Grâce à sa relative simplicité, la théorie "classique" a été considérée valide pour expliquer les
événements d’Heinrich pendant le deux dernières décennies. Néanmoins elle se confronte
aujourd’hui à des problèmes très importants qui peuvent être résumés sur deux volets :
D'une part la dernière génération de modèles tridimensionnels de glace incluant une meilleure
représentation de la physique nécessaire pour traiter les fleuves de glace ne reproduit plus le
comportement oscillatoire nécéssaire pour engendrer les purges d'icebergs. D'une autre part, grâce à
une meilleur résolution temporelle des nouvelles données océaniques, on a pu constater que
l'interprétation de la réponse océanique aux événements de Heinrich dans le cadre du binge-purge
doit être mis en cause. En effet, celle-ci entendait la phase froide et l'affaiblissement de la
circulation océanique comme une simple réponse aux débâcles d'icebergs lors des HEs. Or, les
derniers travaux indiquent que la circulation commence à affaiblir ainsi que le refroidissement en
surface commence de l'ordre de 2 kans avant l'arrivée des événements de Heinrich. Ceci rompt avec
la causalité classique selon laquelle les événements de Heinrich créent eux mêmes la phase froide
qui les accompagne, puisque ceux-ci n'arrivent qu’une fois que la période stadiaire est déjà bien
établie et la circulation thermohaline dans l'Atlantique Nord déjà fortement perturbée.
Ce contexte invite à penser à des mécanismes physiques qui pourraient relier le comportement des
calottes polaires à la circulation océanique. L'élément principal qui sert d'interface entre l'océan et
la calotte posée, ce sont les plateformes flottantes de glace (ice shelf en anglais).
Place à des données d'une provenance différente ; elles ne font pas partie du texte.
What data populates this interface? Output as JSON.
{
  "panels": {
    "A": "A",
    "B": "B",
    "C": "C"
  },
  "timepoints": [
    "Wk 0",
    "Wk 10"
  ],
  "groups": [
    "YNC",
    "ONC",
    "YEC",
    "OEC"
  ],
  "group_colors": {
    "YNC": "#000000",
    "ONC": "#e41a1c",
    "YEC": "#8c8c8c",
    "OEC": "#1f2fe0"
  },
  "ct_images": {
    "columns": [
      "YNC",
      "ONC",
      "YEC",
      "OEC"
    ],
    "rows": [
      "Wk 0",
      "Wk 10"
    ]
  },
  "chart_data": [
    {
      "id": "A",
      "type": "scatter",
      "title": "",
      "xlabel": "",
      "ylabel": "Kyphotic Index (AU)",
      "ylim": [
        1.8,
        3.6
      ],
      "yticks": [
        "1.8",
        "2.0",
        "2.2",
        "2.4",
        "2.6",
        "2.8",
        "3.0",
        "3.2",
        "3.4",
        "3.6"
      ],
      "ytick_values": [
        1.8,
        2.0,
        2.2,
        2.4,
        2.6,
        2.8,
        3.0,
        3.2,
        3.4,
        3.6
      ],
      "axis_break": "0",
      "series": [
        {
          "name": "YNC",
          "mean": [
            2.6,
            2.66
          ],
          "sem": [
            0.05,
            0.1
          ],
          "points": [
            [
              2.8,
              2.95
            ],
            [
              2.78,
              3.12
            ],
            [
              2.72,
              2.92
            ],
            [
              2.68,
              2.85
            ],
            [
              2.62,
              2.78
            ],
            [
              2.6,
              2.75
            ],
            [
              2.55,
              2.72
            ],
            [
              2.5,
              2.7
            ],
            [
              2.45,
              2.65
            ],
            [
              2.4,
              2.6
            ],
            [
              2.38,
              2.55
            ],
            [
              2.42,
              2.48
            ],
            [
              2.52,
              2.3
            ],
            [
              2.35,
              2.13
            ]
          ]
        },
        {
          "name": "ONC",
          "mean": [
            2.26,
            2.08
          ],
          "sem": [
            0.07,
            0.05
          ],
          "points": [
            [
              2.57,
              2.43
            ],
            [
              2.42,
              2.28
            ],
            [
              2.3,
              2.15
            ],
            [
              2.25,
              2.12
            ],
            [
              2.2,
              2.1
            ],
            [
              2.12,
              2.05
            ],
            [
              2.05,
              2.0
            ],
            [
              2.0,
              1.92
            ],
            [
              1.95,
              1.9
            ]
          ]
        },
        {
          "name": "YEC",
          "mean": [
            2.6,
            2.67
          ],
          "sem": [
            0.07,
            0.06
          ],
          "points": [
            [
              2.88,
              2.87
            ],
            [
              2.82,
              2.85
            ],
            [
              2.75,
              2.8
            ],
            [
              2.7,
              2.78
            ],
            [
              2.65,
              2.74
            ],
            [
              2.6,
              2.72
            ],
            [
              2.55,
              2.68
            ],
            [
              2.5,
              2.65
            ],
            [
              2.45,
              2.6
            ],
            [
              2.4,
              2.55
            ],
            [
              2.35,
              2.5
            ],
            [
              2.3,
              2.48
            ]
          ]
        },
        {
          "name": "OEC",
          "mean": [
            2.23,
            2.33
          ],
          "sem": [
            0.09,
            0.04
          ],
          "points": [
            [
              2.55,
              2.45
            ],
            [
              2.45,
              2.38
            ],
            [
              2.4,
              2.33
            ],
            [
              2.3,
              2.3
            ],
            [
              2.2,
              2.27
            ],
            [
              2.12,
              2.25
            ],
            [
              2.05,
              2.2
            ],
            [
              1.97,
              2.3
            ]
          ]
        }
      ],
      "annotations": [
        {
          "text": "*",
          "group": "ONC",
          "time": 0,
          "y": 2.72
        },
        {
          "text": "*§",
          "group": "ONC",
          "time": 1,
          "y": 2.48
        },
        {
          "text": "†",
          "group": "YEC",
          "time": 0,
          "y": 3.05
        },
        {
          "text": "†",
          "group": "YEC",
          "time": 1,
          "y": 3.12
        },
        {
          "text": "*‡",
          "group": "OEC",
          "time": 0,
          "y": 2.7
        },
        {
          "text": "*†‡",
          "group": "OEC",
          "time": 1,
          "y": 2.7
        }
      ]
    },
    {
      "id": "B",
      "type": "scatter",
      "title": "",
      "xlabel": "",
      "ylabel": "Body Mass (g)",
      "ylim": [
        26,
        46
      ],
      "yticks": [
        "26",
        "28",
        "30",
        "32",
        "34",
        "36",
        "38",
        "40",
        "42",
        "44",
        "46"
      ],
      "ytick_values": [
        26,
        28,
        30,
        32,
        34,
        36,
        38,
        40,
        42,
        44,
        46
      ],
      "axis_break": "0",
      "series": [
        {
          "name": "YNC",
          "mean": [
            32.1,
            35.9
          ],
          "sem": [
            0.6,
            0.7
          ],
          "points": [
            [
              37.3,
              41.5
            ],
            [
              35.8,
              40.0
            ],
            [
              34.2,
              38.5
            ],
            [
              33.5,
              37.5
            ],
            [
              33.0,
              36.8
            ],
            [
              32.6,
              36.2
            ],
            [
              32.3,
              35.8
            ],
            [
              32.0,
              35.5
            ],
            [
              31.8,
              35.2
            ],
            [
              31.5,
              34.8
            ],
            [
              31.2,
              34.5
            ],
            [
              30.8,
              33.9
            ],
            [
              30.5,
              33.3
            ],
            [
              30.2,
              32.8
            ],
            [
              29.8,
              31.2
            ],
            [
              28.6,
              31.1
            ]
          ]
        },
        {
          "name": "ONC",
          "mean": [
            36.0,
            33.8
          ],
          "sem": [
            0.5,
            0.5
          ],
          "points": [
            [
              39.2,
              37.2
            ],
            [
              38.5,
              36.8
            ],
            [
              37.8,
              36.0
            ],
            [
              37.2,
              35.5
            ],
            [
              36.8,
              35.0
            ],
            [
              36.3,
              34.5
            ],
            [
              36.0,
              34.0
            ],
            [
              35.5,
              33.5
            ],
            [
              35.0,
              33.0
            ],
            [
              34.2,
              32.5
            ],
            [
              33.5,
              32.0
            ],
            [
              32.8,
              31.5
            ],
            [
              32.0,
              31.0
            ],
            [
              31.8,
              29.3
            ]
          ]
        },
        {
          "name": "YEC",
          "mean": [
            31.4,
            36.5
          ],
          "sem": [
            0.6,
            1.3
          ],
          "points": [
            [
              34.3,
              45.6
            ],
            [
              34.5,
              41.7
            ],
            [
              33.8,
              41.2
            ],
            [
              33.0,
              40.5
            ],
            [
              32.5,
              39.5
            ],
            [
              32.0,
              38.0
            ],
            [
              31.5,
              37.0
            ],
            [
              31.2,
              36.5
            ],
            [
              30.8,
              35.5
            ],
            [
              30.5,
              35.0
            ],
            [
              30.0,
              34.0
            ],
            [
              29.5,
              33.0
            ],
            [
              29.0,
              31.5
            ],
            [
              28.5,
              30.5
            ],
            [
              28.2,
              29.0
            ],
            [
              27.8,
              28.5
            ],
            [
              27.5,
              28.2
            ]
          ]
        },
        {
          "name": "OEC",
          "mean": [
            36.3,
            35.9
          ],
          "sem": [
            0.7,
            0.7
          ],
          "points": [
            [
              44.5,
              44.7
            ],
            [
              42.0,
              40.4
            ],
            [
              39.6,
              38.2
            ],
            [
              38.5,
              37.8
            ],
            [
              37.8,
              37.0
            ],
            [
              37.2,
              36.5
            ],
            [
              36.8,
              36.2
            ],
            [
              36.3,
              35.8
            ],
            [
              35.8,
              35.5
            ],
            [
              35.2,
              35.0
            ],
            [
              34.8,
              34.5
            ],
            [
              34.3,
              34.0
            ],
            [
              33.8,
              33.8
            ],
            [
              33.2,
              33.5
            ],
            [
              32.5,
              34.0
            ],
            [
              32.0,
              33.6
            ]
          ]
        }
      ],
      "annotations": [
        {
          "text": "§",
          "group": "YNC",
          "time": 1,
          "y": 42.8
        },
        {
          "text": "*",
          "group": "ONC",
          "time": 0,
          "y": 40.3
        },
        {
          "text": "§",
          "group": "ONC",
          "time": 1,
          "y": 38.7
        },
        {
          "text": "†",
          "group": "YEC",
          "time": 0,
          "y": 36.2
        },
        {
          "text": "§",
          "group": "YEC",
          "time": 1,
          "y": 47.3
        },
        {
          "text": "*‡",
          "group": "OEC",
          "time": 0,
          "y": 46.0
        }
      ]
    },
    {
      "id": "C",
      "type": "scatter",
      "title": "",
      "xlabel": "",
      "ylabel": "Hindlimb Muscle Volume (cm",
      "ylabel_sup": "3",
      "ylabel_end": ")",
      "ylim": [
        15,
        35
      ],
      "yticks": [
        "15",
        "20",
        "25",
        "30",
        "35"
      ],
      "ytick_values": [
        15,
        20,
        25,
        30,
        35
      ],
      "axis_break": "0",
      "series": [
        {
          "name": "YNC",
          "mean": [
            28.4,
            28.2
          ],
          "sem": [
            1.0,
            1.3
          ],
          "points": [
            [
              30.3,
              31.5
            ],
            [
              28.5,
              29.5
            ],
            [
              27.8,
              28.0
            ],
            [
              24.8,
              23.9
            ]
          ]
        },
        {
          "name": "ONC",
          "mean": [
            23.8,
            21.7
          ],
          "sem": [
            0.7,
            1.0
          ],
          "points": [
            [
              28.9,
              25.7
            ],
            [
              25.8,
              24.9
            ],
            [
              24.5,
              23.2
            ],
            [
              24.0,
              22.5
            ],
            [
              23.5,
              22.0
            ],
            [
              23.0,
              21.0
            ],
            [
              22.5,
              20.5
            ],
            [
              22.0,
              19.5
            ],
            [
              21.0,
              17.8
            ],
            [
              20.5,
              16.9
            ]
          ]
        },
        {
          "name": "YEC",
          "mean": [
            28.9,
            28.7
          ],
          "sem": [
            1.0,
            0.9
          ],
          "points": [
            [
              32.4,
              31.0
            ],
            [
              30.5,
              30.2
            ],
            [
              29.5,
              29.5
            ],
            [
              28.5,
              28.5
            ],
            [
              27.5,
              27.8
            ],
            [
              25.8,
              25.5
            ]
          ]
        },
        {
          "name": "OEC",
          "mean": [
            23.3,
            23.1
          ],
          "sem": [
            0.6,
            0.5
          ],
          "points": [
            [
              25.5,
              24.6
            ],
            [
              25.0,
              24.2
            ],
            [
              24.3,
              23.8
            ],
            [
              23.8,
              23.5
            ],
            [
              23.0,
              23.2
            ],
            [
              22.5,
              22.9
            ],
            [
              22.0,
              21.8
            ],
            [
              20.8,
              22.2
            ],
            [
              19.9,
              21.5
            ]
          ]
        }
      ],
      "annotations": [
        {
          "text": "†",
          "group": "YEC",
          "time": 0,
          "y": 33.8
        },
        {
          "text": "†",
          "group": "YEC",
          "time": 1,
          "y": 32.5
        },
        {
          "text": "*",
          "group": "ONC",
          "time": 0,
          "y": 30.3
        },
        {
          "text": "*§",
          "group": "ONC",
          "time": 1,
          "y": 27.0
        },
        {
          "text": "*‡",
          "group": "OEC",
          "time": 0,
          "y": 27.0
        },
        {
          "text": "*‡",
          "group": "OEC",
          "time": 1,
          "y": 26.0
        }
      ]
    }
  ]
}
L'instabilité des ice shelves a inspiré ainsi plus récemment une explication différente des
événements de Heinrich. Le point clé de cette hypothèse réside sur le fait que seule la partie
flottante de la Laurentide est concernée. Ce serait une grande plateforme de glace flottante occupant
la mer du Labrador qui pourrait subitement devenir instable suite à un réchauffement atmosphérique
et provoquerait un vêlage massif d'icebergs responsables des événements d’Heinrich. La principale
difficulté de cette dernière théorie réside sur le fait qu'il reste irréaliste de concevoir un
réchauffement atmosphérique suffisamment important pour déstabiliser les plates-formes flottantes
de glace lors d'une phase stadiaire. La clé semble résider dans le réchauffement de subsurface qui
accompagne le passage en mode stadiaire. La diminution de la convection profonde en mer
nordique et du Labrador isole les couches de subsurface (entre 500 et 1200 mètres) qui pourrait se
réchauffer jusqu'à 4 degrés. Ceci entraînerait une augmentation de la fonte basale de l'ice shelf qui a
pour effet de réduire son épaisseur et éventuellement de favoriser un effondrement de toute la partie
flottante. En absence de l'effet d'arc-boutant que l'ice shelf du Labrador exerçait sur la calotte posée,
les fleuves de glace peuvent accélérer et génèrent une forte décharge d'icebergs qui constitue les
événements d’Heinrich.
En conclusion, l'idée d'un processus déclencheur des événements de Heinrich associé à la
circulation océanique a été suggéré qualitativement, puis simulé à l'aide d'un modèle conceptuel et
ensuite à l'aide des modèles plus sophistiqués de différente complexité. Ainsi, selon cette nouvelle
interprétation, les processus physiques responsables du déclenchement de la variabilité rapide
glaciaire qui se manifestent dans des composantes climatiques différentes (la circulation océanique,
pour les DO; et la cryosphère pour les Heinrich) seraient, en réalité, intimement reliés.